How the routes into Europe are opening up

The scale of the scramble is the first thing that stands out. Arsenal are top with 76 points, Manchester City are second with 71 points, Liverpool are fourth with 58 points and Aston Villa are fifth with 58 points. That puts the usual Champions League spots in view for the clubs already near the top, but the source’s point is broader than that: there are multiple qualification paths still live, not just one neat top-four line.

That is why the guide can say, without stretching it, that nine Premier League teams could still be in Europe. The competition is not limited to the teams that started the week inside the obvious places, because cup outcomes and continental routes can still shift where the European cut-off lands. Manchester United sit inside that wider conversation too, but the standout detail remains how many clubs are still tied into it.
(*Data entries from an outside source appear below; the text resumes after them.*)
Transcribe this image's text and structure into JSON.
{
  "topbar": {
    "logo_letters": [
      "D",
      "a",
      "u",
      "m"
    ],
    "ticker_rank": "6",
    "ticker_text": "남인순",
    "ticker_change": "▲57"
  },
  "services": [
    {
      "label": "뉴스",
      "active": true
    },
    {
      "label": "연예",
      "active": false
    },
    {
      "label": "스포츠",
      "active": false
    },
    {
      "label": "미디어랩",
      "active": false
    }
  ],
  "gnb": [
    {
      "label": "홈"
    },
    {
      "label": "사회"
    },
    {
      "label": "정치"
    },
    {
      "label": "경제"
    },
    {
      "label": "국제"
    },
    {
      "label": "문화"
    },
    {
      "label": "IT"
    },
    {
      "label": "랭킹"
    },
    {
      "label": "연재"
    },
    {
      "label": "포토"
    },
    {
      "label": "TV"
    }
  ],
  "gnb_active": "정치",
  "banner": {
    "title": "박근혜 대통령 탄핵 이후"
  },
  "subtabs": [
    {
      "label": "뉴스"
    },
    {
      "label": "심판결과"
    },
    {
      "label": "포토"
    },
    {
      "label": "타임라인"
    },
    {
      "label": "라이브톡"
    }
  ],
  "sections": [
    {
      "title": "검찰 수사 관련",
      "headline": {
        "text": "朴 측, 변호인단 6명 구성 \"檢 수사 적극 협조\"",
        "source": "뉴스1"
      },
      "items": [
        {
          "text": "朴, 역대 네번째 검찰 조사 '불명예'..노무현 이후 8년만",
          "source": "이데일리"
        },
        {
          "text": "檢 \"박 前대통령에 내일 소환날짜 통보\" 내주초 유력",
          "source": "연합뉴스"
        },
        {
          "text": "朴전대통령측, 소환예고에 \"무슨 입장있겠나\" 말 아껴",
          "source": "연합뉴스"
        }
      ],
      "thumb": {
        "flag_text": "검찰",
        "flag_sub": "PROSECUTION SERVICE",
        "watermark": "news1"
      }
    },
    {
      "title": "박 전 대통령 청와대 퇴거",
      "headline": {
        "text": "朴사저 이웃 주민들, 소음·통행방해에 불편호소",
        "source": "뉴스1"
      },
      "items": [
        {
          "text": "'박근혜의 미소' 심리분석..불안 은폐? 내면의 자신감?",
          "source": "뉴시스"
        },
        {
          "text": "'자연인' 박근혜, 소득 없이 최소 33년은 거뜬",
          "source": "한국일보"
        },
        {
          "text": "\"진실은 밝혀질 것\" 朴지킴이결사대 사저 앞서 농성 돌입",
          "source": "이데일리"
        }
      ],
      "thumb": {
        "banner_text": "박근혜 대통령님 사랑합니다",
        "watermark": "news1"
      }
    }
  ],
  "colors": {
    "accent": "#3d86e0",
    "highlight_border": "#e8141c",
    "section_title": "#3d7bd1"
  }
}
Why the list feels so strange

The oddest part of the scenario is not just the number of teams involved, it is the names that can still be mentioned. Football365’s wording puts it plainly: “It’s possible that NINE Premier League teams could be in Europe.” It also goes a step further with the kind of line that tells you how wide the possibilities have become: “Bournemouth. In the Champions League.”

That is not a prediction, and the brief is clear that Bournemouth are only in a conditional route. Even so, it shows how the race has moved beyond the standard league-table script. Manchester City’s confirmed 16th straight Champions League season gives the top end a familiar shape, but below that the picture is still messy, with Aston Villa’s Europa League run and Brentford’s position a point off sixth keeping the squeeze on the places below.

For now, the cleanest takeaway is that Europe is not being decided by one block of fixtures or one fixed threshold. It is being shaped by how several clubs finish, and by results outside the league table itself. That is what makes this race unusual, and why the guide reads more like a map than a table.